Report: BP Can’t Be Singled Out
As the costs of Gulf Coast cleanup efforts from the BP oil spill continue to rise, a new report examines the industry as a whole, in terms of safety and accident records. The international environmental education and resource group Global Exchange has found that operating errors and incidents around the globe are more common than the public likely realizes because most events don't make the news.
According to report lead author Antonia Juhasz, accessing information about environmental and cultural damage connected to oil production is difficult.
"It is the wealthiest industry the world has ever known, it is technologically complex, it is very politically influential, and it is very difficult to get our arms around it."
Chevron is the front-page feature of the report – in part, because Johasz's organization and others plan to confront Chevron shareholders at a May 26 meeting. There, she says, they will claim another Gulf disaster is likely because oil companies in the area, including Chevron, lack disaster plans.

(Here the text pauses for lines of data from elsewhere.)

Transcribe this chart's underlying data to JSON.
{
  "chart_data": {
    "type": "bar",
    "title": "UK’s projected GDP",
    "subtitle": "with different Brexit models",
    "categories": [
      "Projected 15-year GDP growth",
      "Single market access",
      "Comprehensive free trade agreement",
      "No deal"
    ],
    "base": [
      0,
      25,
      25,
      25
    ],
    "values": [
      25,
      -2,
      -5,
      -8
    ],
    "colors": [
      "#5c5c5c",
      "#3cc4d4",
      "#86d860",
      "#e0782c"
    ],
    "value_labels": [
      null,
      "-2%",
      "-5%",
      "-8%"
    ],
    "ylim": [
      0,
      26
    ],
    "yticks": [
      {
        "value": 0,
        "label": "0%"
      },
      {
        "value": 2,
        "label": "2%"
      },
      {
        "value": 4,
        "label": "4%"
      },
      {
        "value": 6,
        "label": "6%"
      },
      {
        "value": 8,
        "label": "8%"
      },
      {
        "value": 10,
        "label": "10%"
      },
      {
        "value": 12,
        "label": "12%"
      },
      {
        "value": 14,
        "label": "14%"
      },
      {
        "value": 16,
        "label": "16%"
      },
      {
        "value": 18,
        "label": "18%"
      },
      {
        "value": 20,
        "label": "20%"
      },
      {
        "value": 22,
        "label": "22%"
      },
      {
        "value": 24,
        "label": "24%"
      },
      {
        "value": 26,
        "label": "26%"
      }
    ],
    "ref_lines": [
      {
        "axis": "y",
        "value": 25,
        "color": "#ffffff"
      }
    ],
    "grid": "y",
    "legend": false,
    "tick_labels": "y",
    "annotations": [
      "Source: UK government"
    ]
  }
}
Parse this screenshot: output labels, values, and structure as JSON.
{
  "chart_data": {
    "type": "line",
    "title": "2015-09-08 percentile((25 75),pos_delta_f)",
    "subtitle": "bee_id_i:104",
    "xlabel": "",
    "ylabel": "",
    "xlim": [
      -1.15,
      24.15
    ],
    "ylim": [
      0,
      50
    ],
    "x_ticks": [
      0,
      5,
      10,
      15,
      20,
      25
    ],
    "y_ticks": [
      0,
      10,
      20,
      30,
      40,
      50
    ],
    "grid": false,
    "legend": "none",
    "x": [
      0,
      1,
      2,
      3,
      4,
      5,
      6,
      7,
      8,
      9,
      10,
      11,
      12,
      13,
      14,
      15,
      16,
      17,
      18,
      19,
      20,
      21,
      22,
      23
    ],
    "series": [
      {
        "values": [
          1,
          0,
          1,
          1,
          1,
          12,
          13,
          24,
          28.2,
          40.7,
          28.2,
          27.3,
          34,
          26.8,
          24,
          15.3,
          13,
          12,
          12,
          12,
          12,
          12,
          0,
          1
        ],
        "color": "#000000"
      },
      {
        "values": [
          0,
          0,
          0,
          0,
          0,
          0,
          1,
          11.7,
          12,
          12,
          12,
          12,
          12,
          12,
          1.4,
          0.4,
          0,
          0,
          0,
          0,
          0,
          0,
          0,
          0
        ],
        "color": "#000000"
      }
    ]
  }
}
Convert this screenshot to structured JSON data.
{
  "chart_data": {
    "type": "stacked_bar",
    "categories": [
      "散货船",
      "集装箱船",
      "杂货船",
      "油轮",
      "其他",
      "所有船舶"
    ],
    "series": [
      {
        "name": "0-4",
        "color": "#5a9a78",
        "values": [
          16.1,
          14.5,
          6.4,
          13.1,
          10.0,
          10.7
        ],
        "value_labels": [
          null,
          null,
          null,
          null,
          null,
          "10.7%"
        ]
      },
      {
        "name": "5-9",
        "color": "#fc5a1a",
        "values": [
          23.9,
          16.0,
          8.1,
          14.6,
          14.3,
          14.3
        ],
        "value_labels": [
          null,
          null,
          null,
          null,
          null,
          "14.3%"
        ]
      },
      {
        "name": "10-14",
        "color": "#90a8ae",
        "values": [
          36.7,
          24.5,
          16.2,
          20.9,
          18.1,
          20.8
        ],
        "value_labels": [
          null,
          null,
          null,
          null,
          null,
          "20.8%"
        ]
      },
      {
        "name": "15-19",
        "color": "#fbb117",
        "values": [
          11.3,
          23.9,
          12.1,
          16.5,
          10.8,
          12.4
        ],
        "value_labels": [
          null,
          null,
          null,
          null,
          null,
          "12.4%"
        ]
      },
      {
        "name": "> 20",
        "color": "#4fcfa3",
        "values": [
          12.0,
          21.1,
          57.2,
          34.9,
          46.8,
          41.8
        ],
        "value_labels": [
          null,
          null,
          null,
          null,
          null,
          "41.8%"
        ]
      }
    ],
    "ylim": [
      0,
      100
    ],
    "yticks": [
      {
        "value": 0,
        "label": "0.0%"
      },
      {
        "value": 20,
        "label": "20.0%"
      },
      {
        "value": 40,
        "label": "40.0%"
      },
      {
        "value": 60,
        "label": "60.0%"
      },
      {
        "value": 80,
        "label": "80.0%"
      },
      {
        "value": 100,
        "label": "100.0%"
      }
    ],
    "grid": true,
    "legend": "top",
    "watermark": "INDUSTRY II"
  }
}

"Chevron is unique in many of the ways that it operates, in its attitudes toward its operations, but of course, as we have seen it is also emblematic of the problems of the broader industry."
A Chevron spokesman said this week that the one of the company's core values is the safety of employees, contractors and neighbors. Chevron experienced an oil rig fire and well collapse in the Gulf of Mexico in 2008, and chose to seal the site and abandon production because of the dangers.
The report is online at www.truecostofchevron.com. A panel of U.S. and international experts also meets May 25 in Houston, Texas, to discuss oil company accidents and their effects.